A tantalus is a small wooden cabinet containing two or three decanters. Its defining feature is that it has a lock and key. The aim of that is to stop unauthorised people from drinking the contents (in particular, "servants and younger sons getting at the whisky"), while still allowing them to be on show. The name is a reference to the unsatisfied temptations of the Greek mythological character Tantalus.

First patented in 1879 by John Betjemann, son of George Betjemann (a cabinet-maker from Whitechapel). Betjemann & Sons had workshops at 34-42 Pentonville Road, London from the 1830s.

Very few Betjemann examples survive in complete condition; those that do are generally sold at auction for sums in the thousands of US dollars. Original Betjemann articles should have brass or silver plate stamps signifying their authenticity.
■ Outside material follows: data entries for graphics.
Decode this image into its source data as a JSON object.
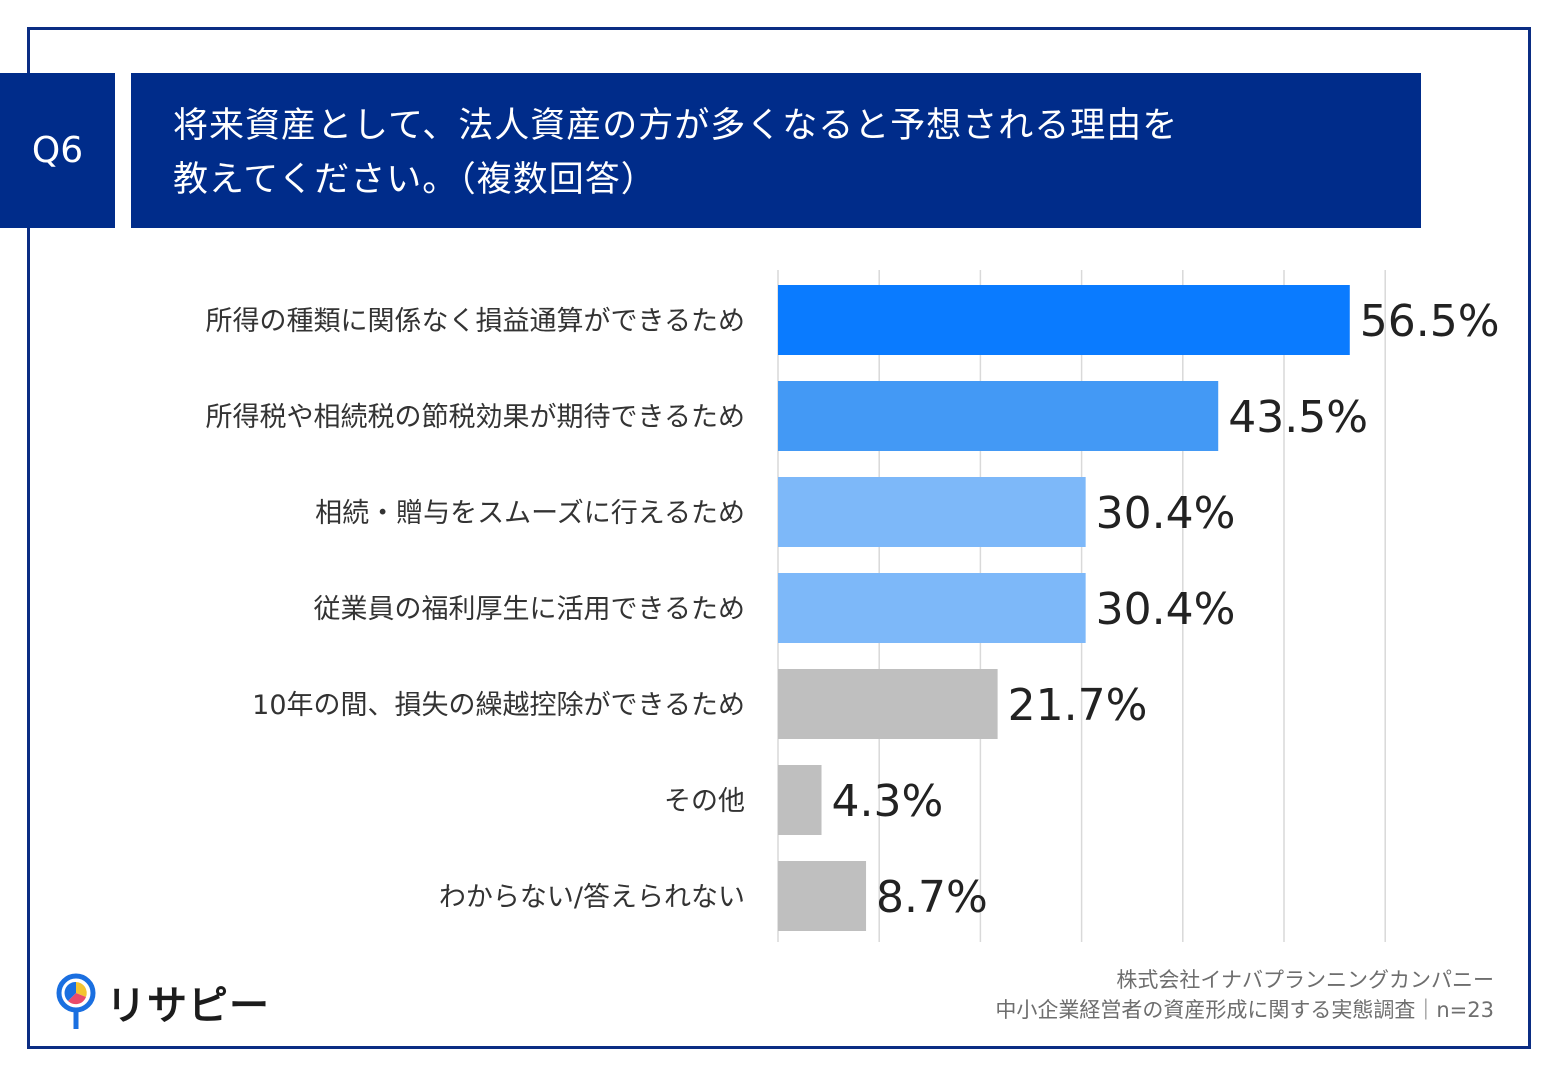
{
  "header": {
    "badge": "Q6",
    "title_line1": "将来資産として、法人資産の方が多くなると予想される理由を",
    "title_line2": "教えてください。（複数回答）"
  },
  "chart_data": {
    "type": "bar",
    "orientation": "horizontal",
    "categories": [
      "所得の種類に関係なく損益通算ができるため",
      "所得税や相続税の節税効果が期待できるため",
      "相続・贈与をスムーズに行えるため",
      "従業員の福利厚生に活用できるため",
      "10年の間、損失の繰越控除ができるため",
      "その他",
      "わからない/答えられない"
    ],
    "values": [
      56.5,
      43.5,
      30.4,
      30.4,
      21.7,
      4.3,
      8.7
    ],
    "value_labels": [
      "56.5%",
      "43.5%",
      "30.4%",
      "30.4%",
      "21.7%",
      "4.3%",
      "8.7%"
    ],
    "colors": [
      "#0a7bff",
      "#4399f5",
      "#7db8f9",
      "#7db8f9",
      "#bfbfbf",
      "#bfbfbf",
      "#bfbfbf"
    ],
    "xlim": [
      0,
      60
    ],
    "grid": true,
    "grid_step": 10
  },
  "footer": {
    "company": "株式会社イナバプランニングカンパニー",
    "survey": "中小企業経営者の資産形成に関する実態調査｜n=23"
  },
  "logo": {
    "text": "リサピー"
  }
}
Later models, in completely different styles, were also called "The Betjemann Tantalus" even though no cabinetry was present and they were not made at the Pentonville works.

Betjemann was the grandfather of the poet John Betjeman, who in Summoned by Bells referred to the tantalus as the source of the family fortune.

== In popular culture ==
In Elizabeth Bowen's The Last September, Livvy Thompson's father is described as a despondent, mild-mannered teetotaller who had "half a decanter of whisky in his tantalus" but had lost the key.

In Ken Follett's Fall of Giants, the friendship between Maud and Ethel begins when Ethel, who "had been too nervous to ask what a tantalus was" when asked to fetch one, is later helped by Maud.